Plusieurs récompenses pour Marguerite
Onze fois nommé également, Marguerite, film d’époque et donc à costumes, pourrait légitimement repartir avec les César des meilleurs costumes pour Pierre-Jean Larroque et des meilleurs décors pour Martin Kurel, ainsi que probablement le César du meilleur son pour François Musy et Gabriel Hafner, pour cette histoire sur une femme qui chante faux. Dans le rôle-titre Catherine Frot fait des étincelles et devrait sans doute voler la vedette aux confirmées Catherine Deneuve, Cécile de France et Isabelle Huppert ainsi qu’aux nouvelles venues Loubna Abidar, Emmanuelle Bercot et Soria Zeroual.
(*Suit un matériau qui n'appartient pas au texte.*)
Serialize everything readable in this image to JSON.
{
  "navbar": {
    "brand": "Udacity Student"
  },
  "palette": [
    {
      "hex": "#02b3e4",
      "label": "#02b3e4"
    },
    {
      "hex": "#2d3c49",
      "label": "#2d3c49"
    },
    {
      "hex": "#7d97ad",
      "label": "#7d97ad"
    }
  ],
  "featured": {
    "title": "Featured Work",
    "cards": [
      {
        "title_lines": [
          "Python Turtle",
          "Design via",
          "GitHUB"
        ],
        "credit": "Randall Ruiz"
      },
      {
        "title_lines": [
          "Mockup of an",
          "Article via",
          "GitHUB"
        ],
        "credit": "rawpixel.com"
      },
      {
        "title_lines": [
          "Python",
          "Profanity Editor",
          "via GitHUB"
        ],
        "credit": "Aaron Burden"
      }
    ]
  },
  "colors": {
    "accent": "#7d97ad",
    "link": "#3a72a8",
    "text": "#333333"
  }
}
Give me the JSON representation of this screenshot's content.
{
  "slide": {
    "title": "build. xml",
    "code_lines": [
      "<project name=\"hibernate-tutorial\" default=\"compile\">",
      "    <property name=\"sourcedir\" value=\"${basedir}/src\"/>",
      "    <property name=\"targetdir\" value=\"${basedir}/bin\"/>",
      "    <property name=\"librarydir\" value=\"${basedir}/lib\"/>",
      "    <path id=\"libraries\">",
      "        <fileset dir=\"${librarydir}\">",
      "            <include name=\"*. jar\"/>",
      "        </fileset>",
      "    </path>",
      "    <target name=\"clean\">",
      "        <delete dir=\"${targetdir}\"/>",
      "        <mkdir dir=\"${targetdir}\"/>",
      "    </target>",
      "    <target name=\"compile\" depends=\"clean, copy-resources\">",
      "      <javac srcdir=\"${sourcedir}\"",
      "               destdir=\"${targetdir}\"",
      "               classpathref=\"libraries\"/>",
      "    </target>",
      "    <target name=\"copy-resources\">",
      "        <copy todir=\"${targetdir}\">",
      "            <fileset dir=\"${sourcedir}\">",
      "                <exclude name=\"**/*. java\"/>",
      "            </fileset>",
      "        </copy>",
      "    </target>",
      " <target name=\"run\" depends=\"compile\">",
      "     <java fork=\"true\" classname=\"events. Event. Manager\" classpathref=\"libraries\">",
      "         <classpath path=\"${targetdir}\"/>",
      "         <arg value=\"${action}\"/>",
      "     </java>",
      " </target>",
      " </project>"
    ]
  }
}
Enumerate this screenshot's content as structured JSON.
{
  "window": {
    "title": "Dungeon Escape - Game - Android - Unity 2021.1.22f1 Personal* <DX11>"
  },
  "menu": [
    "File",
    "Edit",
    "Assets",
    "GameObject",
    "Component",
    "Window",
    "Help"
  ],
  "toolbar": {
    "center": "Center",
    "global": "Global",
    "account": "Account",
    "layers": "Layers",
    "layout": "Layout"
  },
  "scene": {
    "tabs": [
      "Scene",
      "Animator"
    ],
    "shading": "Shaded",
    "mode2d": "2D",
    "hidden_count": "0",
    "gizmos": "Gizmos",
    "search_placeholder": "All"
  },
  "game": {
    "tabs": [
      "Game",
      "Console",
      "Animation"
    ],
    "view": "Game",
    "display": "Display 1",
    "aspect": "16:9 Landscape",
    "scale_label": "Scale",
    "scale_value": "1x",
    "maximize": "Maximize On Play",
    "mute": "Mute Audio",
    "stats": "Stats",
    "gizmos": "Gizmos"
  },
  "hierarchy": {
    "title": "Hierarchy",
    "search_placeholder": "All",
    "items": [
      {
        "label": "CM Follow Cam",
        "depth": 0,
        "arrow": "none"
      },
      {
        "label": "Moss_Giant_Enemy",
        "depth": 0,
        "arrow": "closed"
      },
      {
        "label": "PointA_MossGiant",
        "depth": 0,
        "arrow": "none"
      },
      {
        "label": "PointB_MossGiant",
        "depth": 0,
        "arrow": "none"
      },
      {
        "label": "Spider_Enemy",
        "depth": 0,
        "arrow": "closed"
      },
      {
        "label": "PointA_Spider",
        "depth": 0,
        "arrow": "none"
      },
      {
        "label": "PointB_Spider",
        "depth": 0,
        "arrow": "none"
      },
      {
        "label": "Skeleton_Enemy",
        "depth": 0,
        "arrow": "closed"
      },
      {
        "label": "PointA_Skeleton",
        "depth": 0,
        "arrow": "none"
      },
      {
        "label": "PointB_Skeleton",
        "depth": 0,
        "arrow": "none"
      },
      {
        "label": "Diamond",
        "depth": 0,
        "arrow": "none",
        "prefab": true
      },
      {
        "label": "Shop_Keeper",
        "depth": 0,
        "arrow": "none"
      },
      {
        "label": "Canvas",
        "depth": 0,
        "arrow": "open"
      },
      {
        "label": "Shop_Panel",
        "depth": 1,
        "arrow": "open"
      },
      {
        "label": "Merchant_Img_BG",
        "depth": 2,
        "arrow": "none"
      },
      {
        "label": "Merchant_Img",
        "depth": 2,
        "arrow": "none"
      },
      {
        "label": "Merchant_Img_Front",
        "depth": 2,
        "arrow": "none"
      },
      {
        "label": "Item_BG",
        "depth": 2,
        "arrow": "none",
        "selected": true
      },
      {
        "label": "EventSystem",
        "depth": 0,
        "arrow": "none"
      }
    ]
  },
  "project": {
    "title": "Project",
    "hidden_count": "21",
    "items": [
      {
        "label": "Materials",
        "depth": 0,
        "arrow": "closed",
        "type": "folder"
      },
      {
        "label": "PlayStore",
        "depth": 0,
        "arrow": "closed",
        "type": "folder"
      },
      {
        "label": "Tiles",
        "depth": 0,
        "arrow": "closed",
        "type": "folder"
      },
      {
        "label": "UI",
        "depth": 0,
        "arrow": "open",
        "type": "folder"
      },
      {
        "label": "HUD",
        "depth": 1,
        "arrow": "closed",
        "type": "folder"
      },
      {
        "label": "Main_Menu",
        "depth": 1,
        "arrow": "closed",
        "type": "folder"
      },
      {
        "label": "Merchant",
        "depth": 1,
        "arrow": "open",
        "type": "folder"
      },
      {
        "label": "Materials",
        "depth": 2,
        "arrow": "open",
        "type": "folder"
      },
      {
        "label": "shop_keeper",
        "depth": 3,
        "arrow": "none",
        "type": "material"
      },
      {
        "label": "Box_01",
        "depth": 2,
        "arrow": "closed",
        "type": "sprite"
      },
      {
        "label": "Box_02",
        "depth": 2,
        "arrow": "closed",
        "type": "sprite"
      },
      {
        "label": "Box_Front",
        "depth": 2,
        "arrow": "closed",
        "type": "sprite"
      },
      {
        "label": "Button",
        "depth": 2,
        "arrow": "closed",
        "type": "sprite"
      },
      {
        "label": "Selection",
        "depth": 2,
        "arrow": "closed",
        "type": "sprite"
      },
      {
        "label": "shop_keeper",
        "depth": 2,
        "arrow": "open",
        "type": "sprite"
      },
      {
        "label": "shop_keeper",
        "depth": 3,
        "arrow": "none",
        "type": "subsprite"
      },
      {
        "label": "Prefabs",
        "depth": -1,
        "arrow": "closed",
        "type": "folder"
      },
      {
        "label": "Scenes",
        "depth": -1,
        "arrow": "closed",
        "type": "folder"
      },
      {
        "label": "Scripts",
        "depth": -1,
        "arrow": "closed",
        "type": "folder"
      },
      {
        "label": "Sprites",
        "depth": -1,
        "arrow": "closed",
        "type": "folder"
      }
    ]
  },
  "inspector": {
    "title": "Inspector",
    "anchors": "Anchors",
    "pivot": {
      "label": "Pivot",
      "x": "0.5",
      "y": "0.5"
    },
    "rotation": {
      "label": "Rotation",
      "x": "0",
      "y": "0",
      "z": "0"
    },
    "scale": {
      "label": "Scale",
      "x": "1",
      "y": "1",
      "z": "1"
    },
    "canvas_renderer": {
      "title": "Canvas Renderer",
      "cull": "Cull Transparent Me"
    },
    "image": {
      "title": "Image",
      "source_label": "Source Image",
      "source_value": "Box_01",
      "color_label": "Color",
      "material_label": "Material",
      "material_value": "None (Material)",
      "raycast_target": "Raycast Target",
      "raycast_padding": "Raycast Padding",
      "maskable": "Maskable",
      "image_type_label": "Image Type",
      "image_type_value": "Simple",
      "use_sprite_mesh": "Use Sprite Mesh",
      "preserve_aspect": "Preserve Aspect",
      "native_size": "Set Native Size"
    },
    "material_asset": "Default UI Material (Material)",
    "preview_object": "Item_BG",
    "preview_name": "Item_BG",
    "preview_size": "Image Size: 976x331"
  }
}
Michel Fau, nommé au César du meilleur acteur dans un second rôle ainsi qu’André Marcon, devrait l’emporter devant Benoît Magimel, Louis Garrel et Vincent Rottiers, tant il se révèle exquis en professeur de chant extravagant, homosexuel et extrêmement hypocrite (comme d’ailleurs tout l’entourage de Marguerite qui refuse de lui dire la vérité et la laisse croire qu’elle est une grande chanteuse).
Un duel Luchini-Lindon
Dans la catégorie du meilleur acteur, il y a beaucoup de beau monde cette année et le suspense demeure quasi entier jusqu’au bout. A côté de Gérard Depardieu, auréolé d’un César à deux reprises et déjà de multiples fois nommé, qui n’a donc plus à prouver quoi que ce soit, et de François Damiens, bouleversant dans le contre-emploi d’un père qui cherche désespérément sa fille aux mains d’un islamiste dans Les Cowboys de Thomas Bidegain (voir notre analyse ici), ainsi que Jean-Pierre Bacri, au sommet de son art dans La vie très privée de Mr. Sim, le vrai duel oppose à notre avis Vincent Lindon et Fabrice Luchini, respectivement lauréats du Prix d’interprétation à Cannes et à Venise. Si le premier confirme son appétence pour les rôles d’hommes mûrs ancrés dans la réalité, et se révèle touchant, poignant et d’une incroyable authenticité, le second met un instant de côté sa verve et ses vers de La Fontaine, qu’il assène usuellement lors de ses nombreux shows télévisés et interviews, pour interpréter avec une sobriété infinie ce juré de la Cour d’assises qui revoit par hasard une femme, une infirmière danoise, pour qui il a eu un coup de foudre. Il a notre préférence. Dans le rôle du coup de foudre, Sidse Babett Knudsen s’avère d’une grâce folle et pourrait bien repartir avec le César de la meilleure actrice dans un second rôle – à moins que les votants ne craquent pour les cochonneries assénées à une Isabelle Carré médusée par Karin Viard dans 21 nuits avec Pattie.
Des César symboliques
Plusieurs Césars pourraient également être décernés pour des raisons symboliques. Ainsi le César du meilleur premier film ne devrait par exemple pas échapper à Mustang, cette co-production franco-germano-turque réalisée par une femme, à savoir Deniz Gamze Ergüven – et même si Les Cowboys de Thomas Bidegain constitue également un concurrent sérieux. Il devrait se consoler avec le César du meilleur espoir masculin qui pourrait très sûrement être attribué à Finnegan Oldfield. Quant au César du meilleur film étranger, il devrait revenir à “Taxi Téhéran” de Jafar Panahi qui, davantage qu’un film, est avant tout un geste d’une grande force : celui de réaliser en Iran malgré une interdiction, le plus discrètement possible, à savoir dans un taxi. Le taxi devient une sorte d’écho du monde alentour, un réceptacle et les clients sont pour le réalisateur reconverti en chauffeur de taxi les seuls liens au monde auquel il n’a pas directement accès. Il est fort probable que les votants récompensent sa force symbolique et le préfèrent aux “Birdman” et autres “Nouveau Testament” également nominés.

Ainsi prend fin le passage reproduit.